Since these values refer to inhomogeneity, we are looking for them to be closer to 0 than 1.

Evaluation and interpretation

We can map the regional inhomogeneity as well to get a better idea of where the approximations are closer to the actual.

In this map we can see in yellow that the urban (smaller) precincts are not approximated as well as the rural (larger) ones. We could also produce a very similar map from the perspective of the approximated precincts.

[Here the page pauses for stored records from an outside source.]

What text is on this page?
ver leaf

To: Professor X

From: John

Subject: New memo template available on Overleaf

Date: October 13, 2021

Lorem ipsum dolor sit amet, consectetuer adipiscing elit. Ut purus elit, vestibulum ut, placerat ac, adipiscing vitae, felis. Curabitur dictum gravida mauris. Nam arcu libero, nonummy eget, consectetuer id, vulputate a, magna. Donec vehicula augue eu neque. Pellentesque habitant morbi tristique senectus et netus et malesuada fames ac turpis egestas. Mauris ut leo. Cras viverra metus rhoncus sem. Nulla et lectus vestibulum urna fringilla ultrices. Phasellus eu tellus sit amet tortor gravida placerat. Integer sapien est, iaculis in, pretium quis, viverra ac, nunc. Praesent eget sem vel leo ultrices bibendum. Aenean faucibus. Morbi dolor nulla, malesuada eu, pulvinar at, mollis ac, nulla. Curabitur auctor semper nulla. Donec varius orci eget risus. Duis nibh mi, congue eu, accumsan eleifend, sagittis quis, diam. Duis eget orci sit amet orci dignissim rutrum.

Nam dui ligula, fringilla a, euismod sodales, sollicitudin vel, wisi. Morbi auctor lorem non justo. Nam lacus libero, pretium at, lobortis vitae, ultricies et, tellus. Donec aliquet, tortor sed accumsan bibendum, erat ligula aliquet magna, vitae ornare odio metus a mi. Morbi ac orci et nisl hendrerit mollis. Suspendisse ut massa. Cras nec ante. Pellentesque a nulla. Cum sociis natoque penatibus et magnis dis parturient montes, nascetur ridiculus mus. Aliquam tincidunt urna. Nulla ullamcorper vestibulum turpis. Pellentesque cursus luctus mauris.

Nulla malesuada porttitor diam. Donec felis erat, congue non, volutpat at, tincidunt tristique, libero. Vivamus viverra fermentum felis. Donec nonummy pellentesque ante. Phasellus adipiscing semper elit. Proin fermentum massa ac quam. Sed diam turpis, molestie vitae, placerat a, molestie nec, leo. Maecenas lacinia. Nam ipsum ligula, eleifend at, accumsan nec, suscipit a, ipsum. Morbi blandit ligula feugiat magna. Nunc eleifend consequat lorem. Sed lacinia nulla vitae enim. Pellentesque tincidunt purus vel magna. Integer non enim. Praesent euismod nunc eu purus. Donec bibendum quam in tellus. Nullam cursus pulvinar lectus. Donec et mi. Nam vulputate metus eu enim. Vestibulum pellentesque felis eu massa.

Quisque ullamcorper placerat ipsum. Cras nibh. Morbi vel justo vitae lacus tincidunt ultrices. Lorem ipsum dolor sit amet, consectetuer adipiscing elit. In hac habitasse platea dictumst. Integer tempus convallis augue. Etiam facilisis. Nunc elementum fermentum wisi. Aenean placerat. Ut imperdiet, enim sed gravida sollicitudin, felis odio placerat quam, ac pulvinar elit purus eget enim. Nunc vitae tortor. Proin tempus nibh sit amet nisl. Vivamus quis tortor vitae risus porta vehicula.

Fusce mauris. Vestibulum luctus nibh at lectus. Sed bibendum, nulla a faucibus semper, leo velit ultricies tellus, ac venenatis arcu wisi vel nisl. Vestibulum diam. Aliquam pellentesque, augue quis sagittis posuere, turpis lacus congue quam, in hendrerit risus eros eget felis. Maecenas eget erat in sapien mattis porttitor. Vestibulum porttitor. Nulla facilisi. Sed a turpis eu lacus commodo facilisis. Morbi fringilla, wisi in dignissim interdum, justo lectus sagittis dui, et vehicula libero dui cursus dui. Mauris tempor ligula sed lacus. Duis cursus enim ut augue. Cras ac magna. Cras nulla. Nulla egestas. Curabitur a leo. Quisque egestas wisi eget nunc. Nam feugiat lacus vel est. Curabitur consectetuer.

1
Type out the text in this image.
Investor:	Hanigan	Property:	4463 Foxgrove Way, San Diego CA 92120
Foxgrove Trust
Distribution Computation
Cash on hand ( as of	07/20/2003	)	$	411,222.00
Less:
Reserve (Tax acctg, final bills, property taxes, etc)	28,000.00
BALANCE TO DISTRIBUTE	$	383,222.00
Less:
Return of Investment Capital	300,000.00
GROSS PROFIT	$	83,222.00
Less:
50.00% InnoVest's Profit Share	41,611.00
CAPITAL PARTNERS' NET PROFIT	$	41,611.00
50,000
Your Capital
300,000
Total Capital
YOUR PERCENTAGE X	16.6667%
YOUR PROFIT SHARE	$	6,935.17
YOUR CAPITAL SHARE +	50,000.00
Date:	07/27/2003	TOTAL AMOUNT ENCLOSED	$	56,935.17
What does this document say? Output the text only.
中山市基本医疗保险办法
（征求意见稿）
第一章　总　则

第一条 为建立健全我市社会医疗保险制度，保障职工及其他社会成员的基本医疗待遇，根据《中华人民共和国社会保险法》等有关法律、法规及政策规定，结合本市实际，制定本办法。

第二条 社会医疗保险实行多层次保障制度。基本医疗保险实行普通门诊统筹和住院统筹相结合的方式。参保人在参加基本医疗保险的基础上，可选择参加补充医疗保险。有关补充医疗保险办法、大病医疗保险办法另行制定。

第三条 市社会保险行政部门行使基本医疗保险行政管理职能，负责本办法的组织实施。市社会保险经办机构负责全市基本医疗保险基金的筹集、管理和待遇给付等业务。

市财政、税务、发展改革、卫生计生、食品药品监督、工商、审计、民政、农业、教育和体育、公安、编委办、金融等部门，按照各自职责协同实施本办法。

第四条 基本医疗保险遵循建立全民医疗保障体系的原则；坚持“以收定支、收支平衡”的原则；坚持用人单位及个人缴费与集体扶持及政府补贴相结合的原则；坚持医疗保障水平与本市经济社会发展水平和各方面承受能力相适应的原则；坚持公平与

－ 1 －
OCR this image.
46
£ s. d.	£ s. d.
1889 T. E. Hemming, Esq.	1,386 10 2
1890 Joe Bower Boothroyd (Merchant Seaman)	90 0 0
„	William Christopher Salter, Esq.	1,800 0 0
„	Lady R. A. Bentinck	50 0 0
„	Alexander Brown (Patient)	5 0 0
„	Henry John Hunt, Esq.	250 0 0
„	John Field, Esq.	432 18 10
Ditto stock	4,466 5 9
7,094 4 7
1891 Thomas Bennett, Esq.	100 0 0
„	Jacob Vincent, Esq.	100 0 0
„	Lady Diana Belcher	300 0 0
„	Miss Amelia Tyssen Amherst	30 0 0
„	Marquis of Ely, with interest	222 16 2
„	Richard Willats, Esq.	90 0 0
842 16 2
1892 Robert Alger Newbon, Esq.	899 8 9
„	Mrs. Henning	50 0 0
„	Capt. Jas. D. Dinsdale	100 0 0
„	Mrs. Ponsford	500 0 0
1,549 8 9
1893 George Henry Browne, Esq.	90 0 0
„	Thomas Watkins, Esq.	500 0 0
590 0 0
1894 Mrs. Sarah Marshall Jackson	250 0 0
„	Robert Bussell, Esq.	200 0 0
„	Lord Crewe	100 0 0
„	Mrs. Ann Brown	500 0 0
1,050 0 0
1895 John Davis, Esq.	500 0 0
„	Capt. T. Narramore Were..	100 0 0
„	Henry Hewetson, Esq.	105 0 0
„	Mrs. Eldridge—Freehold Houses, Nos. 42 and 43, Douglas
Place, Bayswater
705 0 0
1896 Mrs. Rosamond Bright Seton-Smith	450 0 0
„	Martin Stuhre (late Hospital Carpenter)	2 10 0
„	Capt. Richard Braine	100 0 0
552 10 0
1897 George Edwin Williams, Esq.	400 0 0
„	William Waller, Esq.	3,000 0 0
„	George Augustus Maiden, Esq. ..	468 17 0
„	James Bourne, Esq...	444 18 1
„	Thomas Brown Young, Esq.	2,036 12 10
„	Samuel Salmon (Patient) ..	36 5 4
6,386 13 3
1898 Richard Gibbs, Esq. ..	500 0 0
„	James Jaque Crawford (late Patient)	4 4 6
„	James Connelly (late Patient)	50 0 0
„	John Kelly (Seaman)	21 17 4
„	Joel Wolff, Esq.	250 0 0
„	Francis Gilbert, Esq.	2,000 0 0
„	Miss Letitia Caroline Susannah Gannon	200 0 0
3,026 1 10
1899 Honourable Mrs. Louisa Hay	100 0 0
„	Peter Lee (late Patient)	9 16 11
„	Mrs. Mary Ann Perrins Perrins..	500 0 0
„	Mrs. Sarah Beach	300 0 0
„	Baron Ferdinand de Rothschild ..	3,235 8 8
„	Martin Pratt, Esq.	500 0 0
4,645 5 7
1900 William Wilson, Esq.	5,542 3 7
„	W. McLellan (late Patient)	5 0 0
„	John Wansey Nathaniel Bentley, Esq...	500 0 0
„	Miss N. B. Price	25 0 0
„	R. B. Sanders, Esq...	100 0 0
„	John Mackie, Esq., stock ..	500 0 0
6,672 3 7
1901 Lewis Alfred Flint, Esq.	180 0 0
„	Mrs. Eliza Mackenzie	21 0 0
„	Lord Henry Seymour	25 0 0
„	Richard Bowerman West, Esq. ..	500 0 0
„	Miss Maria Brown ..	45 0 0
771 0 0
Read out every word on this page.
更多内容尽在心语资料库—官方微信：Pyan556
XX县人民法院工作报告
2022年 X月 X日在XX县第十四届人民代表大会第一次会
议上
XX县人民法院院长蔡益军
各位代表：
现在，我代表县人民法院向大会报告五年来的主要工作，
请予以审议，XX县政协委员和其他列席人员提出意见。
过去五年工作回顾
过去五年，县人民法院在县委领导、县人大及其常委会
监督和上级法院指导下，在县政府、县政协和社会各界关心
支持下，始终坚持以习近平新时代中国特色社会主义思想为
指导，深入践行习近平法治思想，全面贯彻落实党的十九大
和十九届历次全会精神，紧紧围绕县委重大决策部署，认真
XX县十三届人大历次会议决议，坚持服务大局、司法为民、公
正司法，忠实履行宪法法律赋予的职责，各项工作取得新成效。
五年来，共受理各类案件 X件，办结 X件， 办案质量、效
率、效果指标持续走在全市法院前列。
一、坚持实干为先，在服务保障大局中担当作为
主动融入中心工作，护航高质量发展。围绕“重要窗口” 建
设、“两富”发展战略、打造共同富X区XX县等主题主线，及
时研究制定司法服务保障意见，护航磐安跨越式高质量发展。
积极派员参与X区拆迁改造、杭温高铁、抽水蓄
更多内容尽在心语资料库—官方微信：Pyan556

We think there are a few reasons (that we’ve come up with so far) that we are seeing this particular spatial pattern of the error. First, it’s easier to approximate the precincts in the rural areas with simpler shapes. The urban precincts have much more complex shapes and the nuance can be hard to capture. Additionally, rural precincts seem to be more divided along township lines while urban precincts are more divided along major roads because there are often multiple within a township. We’ve found roads to be difficult to include in the algorithm, but we are looking for ways to improve that now. Overall the errors seem highly clustered (i.e. not randomly distributed) which seems to suggest systemic issues that we could (and should) address in the future.

That’s a quick overview of how we’ve been evaluating our algorithm for precinct approximations. We like the amount of information we can get from v-measure, but are continuously looking for other resources as well. The project in general is a work in progress– feel free to comment if you have ideas or questions! Thanks for reading!